Entretien avec Martin de Halleux

Né en 1966 à Bruxelles, Martin de Halleux a dirigé une agence de communication avant de fonder sa maison d’édition en 2018. Celle-ci s’est donné pour premier objectif de rééditer les romans en gravure de l’artiste belge Frans Masereel, en commençant par Idée qui figure dans la sélection 2019 du Prix Patrimoine au Festival d’Angoulême. Depuis, il a lancé la collection "25 Images" avec des auteurs contemporains inspirés par le roman en gravure.

Pourquoi portez-vous cet intérêt particulier pour Frans Masereel, en rééditant six de ses romans en gravures ?

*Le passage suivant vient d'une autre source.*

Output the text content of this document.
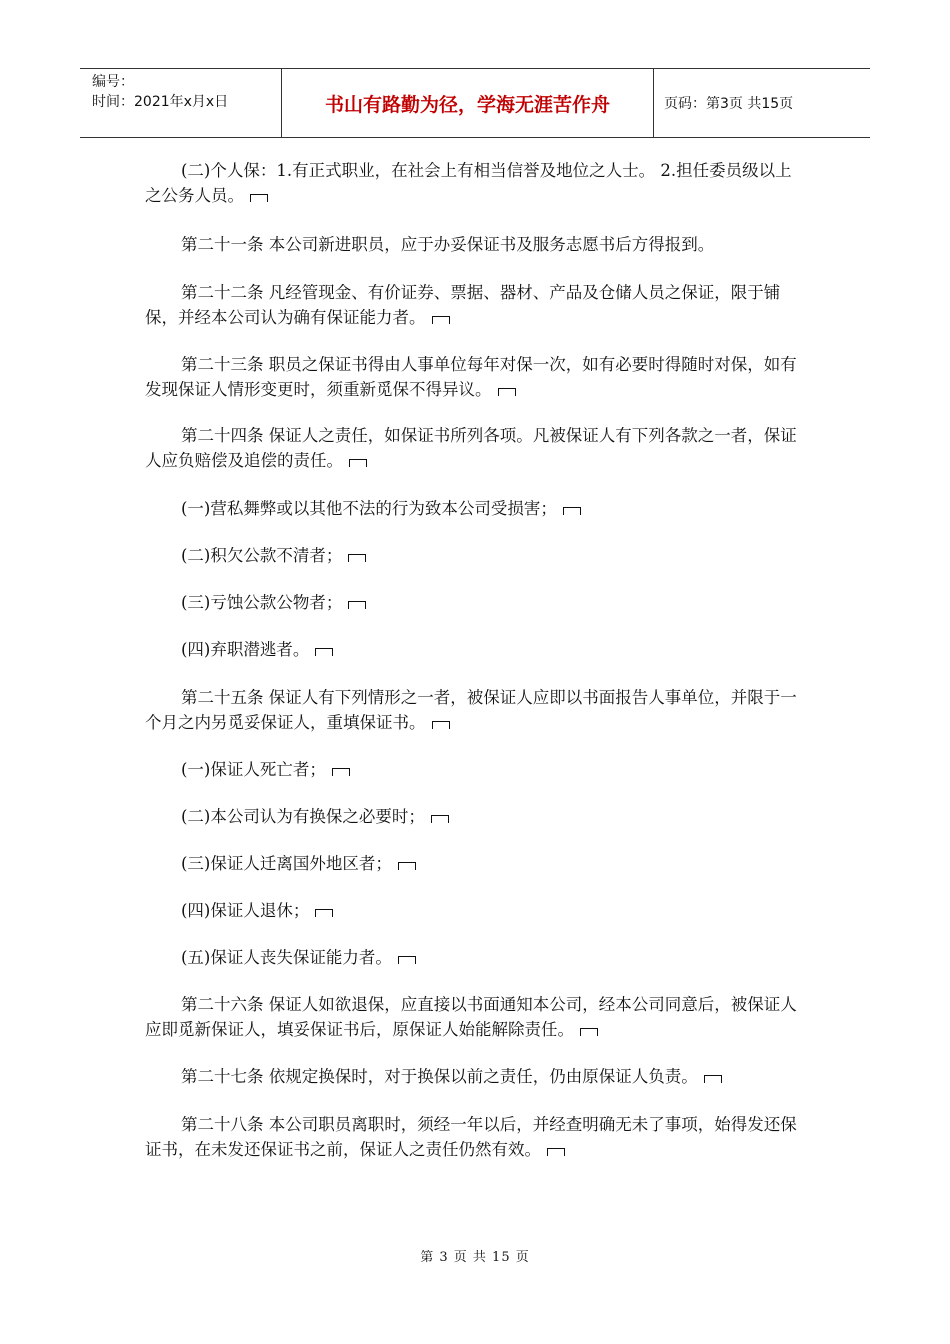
编号：
时间：2021年x月x日	书山有路勤为径，学海无涯苦作舟	页码：第3页 共15页

(二)个人保：1.有正式职业，在社会上有相当信誉及地位之人士。 2.担任委员级以上之公务人员。

第二十一条 本公司新进职员，应于办妥保证书及服务志愿书后方得报到。

第二十二条 凡经管现金、有价证券、票据、器材、产品及仓储人员之保证，限于铺保，并经本公司认为确有保证能力者。

第二十三条 职员之保证书得由人事单位每年对保一次，如有必要时得随时对保，如有发现保证人情形变更时，须重新觅保不得异议。

第二十四条 保证人之责任，如保证书所列各项。凡被保证人有下列各款之一者，保证人应负赔偿及追偿的责任。

(一)营私舞弊或以其他不法的行为致本公司受损害；

(二)积欠公款不清者；

(三)亏蚀公款公物者；

(四)弃职潜逃者。

第二十五条 保证人有下列情形之一者，被保证人应即以书面报告人事单位，并限于一个月之内另觅妥保证人，重填保证书。

(一)保证人死亡者；

(二)本公司认为有换保之必要时；

(三)保证人迁离国外地区者；

(四)保证人退休；

(五)保证人丧失保证能力者。

第二十六条 保证人如欲退保，应直接以书面通知本公司，经本公司同意后，被保证人应即觅新保证人，填妥保证书后，原保证人始能解除责任。

第二十七条 依规定换保时，对于换保以前之责任，仍由原保证人负责。

第二十八条 本公司职员离职时，须经一年以后，并经查明确无未了事项，始得发还保证书，在未发还保证书之前，保证人之责任仍然有效。

第 3 页 共 15 页
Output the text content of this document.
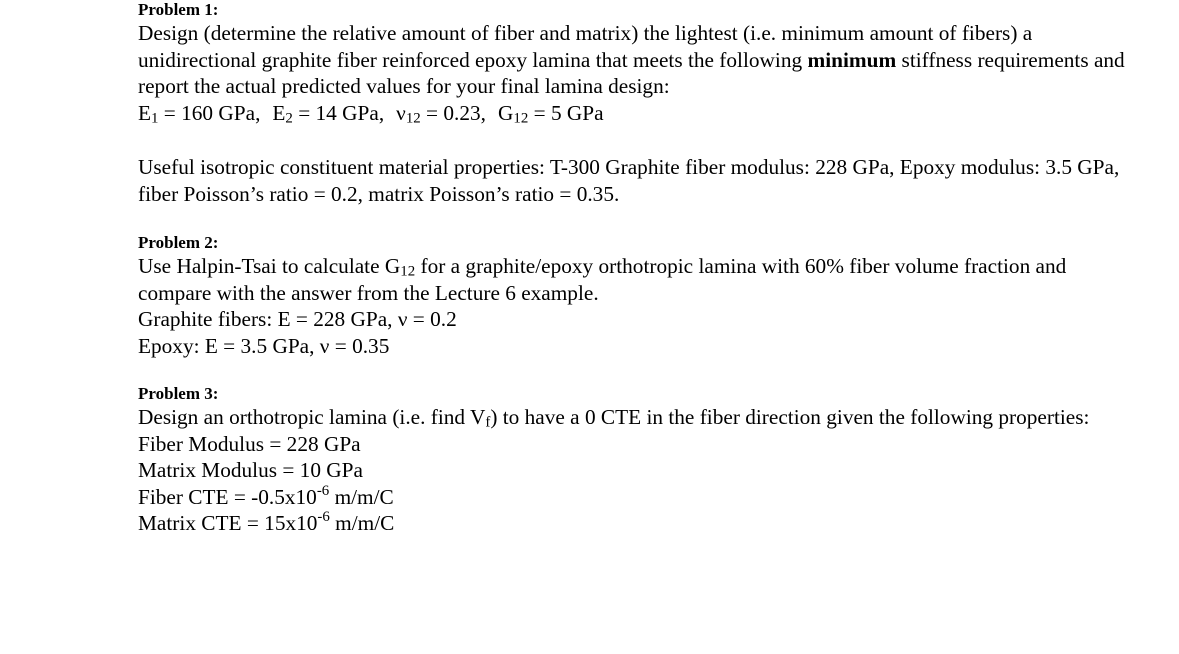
Problem 1:

Design (determine the relative amount of fiber and matrix) the lightest (i.e. minimum amount of fibers) a unidirectional graphite fiber reinforced epoxy lamina that meets the following minimum stiffness requirements and report the actual predicted values for your final lamina design:

$E_1 = 160$ GPa, $E_2 = 14$ GPa, $\nu_{12} = 0.23$, $G_{12} = 5$ GPa

Useful isotropic constituent material properties: T-300 Graphite fiber modulus: 228 GPa, Epoxy modulus: 3.5 GPa, fiber Poisson’s ratio = 0.2, matrix Poisson’s ratio = 0.35.

Problem 2:

Use Halpin-Tsai to calculate $G_{12}$ for a graphite/epoxy orthotropic lamina with 60% fiber volume fraction and compare with the answer from the Lecture 6 example.

Graphite fibers: E = 228 GPa, ν = 0.2
Epoxy: E = 3.5 GPa, ν = 0.35
Problem 3:

Design an orthotropic lamina (i.e. find $V_f$) to have a 0 CTE in the fiber direction given the following properties:

Fiber Modulus = 228 GPa
Matrix Modulus = 10 GPa
Fiber CTE = $-0.5x10^{-6}$ m/m/C
Matrix CTE = $15x10^{-6}$ m/m/C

Ce qui m’intéresse avant tout, c’est la narration par l’image, qu’elle soit seule ou suivies de plusieurs autres, avec ou sans texte. C’est ce qui me passionne chez Frans Masereel. Le premier ouvrage de ma maison d’édition sorti en 2018 est une monographie de 664 pages qui lui est consacrée, L’empreinte du monde. J’ai ensuite publié ses romans en gravure en commençant par Idée. Je me suis concentré sur lui car ses livres se répondent entre eux et s’imposent avec une vraie cohérence chronologique. C’est le premier à avoir réalisé des romans en gravure mais du point de vue graphique, je le considère aussi comme le plus grand.

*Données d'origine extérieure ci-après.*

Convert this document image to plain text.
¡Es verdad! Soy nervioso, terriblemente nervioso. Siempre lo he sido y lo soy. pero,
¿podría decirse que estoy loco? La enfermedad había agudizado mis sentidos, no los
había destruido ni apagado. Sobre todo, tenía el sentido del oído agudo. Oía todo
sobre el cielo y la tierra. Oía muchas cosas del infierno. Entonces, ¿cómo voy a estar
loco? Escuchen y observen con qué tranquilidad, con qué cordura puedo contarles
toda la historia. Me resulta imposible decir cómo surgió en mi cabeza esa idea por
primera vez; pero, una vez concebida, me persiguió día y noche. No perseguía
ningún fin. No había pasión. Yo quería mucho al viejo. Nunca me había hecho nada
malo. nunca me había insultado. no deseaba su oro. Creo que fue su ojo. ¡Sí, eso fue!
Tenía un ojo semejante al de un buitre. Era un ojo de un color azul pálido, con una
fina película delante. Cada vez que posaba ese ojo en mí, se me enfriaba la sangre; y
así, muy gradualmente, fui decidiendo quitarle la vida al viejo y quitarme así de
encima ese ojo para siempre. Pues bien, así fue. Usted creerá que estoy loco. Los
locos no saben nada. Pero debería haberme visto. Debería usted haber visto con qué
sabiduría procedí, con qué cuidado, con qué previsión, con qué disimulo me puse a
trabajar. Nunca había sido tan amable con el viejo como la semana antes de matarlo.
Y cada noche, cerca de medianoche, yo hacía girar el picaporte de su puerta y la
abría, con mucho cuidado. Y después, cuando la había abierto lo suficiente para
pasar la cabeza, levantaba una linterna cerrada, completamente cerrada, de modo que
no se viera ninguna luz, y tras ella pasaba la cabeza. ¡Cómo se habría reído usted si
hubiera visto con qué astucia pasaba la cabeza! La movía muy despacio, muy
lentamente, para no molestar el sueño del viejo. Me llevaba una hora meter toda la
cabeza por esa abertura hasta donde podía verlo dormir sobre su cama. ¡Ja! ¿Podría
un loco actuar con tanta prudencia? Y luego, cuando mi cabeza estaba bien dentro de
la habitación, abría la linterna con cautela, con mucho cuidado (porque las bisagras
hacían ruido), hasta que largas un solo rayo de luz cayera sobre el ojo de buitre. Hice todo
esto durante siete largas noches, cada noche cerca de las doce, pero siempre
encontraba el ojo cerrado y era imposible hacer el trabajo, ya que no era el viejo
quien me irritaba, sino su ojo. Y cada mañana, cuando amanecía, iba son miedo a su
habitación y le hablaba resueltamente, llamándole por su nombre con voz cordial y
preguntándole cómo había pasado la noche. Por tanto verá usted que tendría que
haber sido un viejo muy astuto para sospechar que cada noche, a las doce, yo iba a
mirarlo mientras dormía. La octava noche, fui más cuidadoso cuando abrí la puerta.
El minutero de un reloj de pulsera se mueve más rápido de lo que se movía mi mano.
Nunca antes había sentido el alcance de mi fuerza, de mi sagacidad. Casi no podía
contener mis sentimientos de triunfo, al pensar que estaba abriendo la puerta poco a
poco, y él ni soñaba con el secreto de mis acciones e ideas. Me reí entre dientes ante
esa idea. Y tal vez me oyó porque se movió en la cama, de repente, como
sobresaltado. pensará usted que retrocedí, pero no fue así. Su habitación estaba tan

Frans Masereel, Idée, éd. Martin de Halleux, 2018 [1920], p. 51-52 

De 25 Images de la passion d’un homme (1918) à L’Œuvre (1928) ses récits sont considérés aujourd’hui comme des bandes dessinées muettes. Qu’en était-il à l’époque ?

Masereel était également dessinateur de presse dans les quotidiens, mais il voulait faire tout autre chose avec ses romans en gravure, qui différaient grandement des bandes dessinées de l’époque. Il les concevait comme des romans, au même titre que les productions de ses amis Romain Rolland, Stephen Zweig ou le poète Pierre Jan Jouve. Les éditions allemandes de ses livres conçues par Kurt Wolff qui se vendaient jusqu’à 30 000 exemplaires étaient préfacées par Zweig ou Thomas Mann. Ils l’ont reconnu comme l’un des leurs. Ses livres proposent en effet une approche littéraire de l’image, abolissant la supériorité présumée du texte sur elle. Et ils établissent finalement plus de liens avec le cinéma muet de l’époque qu’avec la bande dessinée, notamment via une adaptation cinématographique de Idée par Berthold Bartosch dans les années 30 [1].

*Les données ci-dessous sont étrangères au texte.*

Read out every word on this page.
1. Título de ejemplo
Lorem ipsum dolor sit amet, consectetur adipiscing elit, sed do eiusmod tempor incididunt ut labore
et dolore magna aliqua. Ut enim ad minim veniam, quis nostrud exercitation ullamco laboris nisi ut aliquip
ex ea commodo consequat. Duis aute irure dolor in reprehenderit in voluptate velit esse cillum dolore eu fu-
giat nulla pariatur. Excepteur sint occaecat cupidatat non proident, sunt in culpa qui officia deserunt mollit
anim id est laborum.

De ce point de vue, Masereel est-il un précurseur ?

Oui. Il l’est d’abord et avant tout parce qu’il a conçu des histoires en images à destination des adultes. Il abordait des grands thèmes sur la vie, la mort, la guerre et l’actualité politique. C’était rare à l’époque, puisque les illustrés s’adressaient aux enfants ou cherchaient plutôt à faire rire les adultes. Dans la bande dessinée, cet engagement a mis énormément de temps à faire son chemin, lorsque des auteurs comme Art Spiegelman et d’autres se sont justement approprié la narration des romans en gravure. Avec du recul, on peut d’ailleurs affirmer que Masereel a eu au moins autant d’influence aux États-Unis qu’en Europe. Je pense évidemment à Lynd Ward, mais aussi aux auteurs de la revue World War 3 Illustrated concernant la production contemporaine (la revue a été fondée notamment par Seth Tobocman, Peter Kuper et Éric Drooker [2]).

Frans Masereel, matrice de 25 images de la passion d'un homme, éd. Martin de Halleux, 2019

À son époque, pourquoi Masereel s’associe à l’expressionnisme allemand ?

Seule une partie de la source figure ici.